Step 1: Get the game URL's

In [19]:
# Read in saved games list and convert from dataframe back to list.
# Alternatively you can just skip this step and just collect new stuff.
games_df = pd.read_csv('../data/games_jan01.csv')
games = games_df['0'].tolist()

In [7]:
# Scrape every game off the browse games section. max 100
new_scrape = scrape_recent(5)
len(new_scrape)

Scraped page 1


105

In [None]:
# Adds the lists together then gets rid of duplicates, possibly altering the order but that's fine.
games.extend(new_scrape)
games = list(set(games))

In [None]:
# Save the list to a file, ### CHANGE THE FILENAME ###
game_df = pd.DataFrame(new_scrape)
game_df.to_csv('../data/games_jan17.csv', index=False)

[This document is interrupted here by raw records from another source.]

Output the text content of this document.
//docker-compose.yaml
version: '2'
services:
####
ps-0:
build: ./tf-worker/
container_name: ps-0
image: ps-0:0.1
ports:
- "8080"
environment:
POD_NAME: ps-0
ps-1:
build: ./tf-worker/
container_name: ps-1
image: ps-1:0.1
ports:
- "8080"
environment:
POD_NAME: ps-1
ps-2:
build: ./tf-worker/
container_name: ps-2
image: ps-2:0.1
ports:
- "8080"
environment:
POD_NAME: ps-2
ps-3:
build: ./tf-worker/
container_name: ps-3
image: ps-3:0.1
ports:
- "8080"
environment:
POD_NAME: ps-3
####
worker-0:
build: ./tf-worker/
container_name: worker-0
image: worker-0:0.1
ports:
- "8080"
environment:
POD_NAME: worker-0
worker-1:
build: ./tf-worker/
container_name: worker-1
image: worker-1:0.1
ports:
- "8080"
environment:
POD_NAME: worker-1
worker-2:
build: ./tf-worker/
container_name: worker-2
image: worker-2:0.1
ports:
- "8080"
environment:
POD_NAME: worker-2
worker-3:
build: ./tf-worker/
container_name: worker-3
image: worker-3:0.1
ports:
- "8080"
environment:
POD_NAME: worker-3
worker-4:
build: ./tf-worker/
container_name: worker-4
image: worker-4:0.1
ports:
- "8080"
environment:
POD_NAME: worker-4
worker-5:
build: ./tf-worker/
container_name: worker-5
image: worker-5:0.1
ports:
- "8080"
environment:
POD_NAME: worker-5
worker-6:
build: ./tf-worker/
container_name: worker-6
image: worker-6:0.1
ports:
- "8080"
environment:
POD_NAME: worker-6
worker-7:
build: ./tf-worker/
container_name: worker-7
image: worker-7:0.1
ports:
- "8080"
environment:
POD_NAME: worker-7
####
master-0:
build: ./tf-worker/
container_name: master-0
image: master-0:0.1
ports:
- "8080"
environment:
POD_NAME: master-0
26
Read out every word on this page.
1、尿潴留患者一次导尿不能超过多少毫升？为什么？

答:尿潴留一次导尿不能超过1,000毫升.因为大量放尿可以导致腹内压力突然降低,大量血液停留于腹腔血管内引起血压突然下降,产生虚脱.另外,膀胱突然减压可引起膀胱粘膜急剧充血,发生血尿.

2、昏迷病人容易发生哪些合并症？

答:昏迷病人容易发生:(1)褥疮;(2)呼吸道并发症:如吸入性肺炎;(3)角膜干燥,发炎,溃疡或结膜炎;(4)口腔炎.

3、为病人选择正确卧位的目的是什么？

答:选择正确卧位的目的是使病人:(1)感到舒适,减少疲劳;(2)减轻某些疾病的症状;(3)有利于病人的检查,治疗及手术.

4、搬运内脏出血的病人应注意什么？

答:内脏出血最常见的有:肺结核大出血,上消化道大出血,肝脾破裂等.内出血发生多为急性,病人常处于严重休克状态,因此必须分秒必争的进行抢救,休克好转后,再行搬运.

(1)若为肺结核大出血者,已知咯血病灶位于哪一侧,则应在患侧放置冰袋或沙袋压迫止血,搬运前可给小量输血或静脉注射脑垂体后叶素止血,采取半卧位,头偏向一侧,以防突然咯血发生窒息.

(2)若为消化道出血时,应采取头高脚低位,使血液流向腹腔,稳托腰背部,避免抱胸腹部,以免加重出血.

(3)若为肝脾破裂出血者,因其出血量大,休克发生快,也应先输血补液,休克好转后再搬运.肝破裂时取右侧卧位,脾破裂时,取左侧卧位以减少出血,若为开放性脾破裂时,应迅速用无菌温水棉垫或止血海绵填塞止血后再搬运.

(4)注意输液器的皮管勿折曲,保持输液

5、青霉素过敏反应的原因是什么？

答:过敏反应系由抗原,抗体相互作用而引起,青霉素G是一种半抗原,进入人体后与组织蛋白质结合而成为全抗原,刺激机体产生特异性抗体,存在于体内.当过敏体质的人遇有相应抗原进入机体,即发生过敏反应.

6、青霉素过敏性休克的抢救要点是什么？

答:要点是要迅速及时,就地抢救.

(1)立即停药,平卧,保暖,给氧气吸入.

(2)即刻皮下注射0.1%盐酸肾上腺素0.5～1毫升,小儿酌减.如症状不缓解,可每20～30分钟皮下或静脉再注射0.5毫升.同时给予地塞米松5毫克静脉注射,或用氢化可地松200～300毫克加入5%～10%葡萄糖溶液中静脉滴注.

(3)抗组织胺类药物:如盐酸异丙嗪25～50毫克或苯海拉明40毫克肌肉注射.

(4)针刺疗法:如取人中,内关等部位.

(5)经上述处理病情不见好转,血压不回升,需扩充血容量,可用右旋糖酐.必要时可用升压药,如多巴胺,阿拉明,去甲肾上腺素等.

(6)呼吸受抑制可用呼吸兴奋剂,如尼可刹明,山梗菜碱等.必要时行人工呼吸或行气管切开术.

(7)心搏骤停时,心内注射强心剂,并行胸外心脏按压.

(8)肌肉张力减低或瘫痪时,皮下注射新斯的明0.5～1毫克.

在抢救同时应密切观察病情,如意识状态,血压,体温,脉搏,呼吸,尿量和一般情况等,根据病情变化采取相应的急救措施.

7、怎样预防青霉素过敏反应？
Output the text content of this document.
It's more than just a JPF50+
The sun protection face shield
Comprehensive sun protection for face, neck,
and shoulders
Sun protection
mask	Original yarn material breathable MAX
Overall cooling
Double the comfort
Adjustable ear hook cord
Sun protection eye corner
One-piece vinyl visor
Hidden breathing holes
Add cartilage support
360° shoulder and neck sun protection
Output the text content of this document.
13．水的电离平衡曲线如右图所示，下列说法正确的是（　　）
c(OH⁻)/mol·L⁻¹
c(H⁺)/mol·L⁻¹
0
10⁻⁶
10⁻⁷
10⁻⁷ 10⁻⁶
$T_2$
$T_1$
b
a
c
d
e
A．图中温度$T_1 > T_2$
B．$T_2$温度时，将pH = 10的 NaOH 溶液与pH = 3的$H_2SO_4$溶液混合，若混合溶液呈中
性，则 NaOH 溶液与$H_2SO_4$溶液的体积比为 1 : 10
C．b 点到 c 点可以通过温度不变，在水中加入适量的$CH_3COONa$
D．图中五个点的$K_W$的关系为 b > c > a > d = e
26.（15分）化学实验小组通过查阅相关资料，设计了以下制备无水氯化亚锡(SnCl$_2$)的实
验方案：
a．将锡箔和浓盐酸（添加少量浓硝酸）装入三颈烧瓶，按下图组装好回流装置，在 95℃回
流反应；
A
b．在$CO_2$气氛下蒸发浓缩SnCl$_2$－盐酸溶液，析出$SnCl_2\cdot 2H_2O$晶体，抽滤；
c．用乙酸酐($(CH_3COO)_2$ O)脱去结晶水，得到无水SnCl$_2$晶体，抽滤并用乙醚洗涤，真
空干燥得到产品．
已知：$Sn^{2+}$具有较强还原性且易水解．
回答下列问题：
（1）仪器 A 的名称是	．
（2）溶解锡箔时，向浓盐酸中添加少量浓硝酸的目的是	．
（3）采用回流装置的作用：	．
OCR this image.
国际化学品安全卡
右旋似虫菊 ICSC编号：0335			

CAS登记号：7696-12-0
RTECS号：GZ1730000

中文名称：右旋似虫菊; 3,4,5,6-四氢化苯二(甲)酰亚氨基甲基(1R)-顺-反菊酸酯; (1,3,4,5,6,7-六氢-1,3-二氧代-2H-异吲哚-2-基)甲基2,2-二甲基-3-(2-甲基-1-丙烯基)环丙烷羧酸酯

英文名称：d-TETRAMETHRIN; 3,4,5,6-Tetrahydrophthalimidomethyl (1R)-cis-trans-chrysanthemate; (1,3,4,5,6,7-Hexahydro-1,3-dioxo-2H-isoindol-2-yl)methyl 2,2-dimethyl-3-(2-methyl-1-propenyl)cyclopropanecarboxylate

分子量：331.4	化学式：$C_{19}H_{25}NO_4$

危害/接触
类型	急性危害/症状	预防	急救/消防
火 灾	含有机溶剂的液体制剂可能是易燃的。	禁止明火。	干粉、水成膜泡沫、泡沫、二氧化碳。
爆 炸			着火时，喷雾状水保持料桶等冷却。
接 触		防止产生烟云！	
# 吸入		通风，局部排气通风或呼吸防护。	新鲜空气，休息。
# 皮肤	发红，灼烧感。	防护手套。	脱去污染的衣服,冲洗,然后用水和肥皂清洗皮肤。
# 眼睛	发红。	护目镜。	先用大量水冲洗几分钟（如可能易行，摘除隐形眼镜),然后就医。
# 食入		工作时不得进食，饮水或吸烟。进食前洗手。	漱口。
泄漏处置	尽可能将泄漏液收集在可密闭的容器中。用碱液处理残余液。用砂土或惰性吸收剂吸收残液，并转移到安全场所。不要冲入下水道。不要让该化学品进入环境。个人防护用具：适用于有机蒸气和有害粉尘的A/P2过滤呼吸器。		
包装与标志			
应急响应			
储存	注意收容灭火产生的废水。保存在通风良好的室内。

Step 2: Get the panel data

In [16]:
# Load previously collected data.
# Run first scrape to initialize the columns of the master DataFrame in the case it's the first time.
# drawception = scrape_game(games[0])

drawception = pd.read_csv('../data/drawception_master.csv')

In [30]:
# Scrape games off the games list
drawception = batch_scrape(games, drawception, 500)
drawception.shape

End of Game List


(40921, 14)

In [32]:
# Save the data to a file, ### CHANGE THE FILENAME ###
drawception.to_csv('../data/drawception_master.csv', index=False)

Step 3: Get the images

In [33]:
image_scrape(drawception, 5000)

Scraped image 1051/5000 - ../drawings/1040071/xYFZnpBFOw.png
End of DataFrame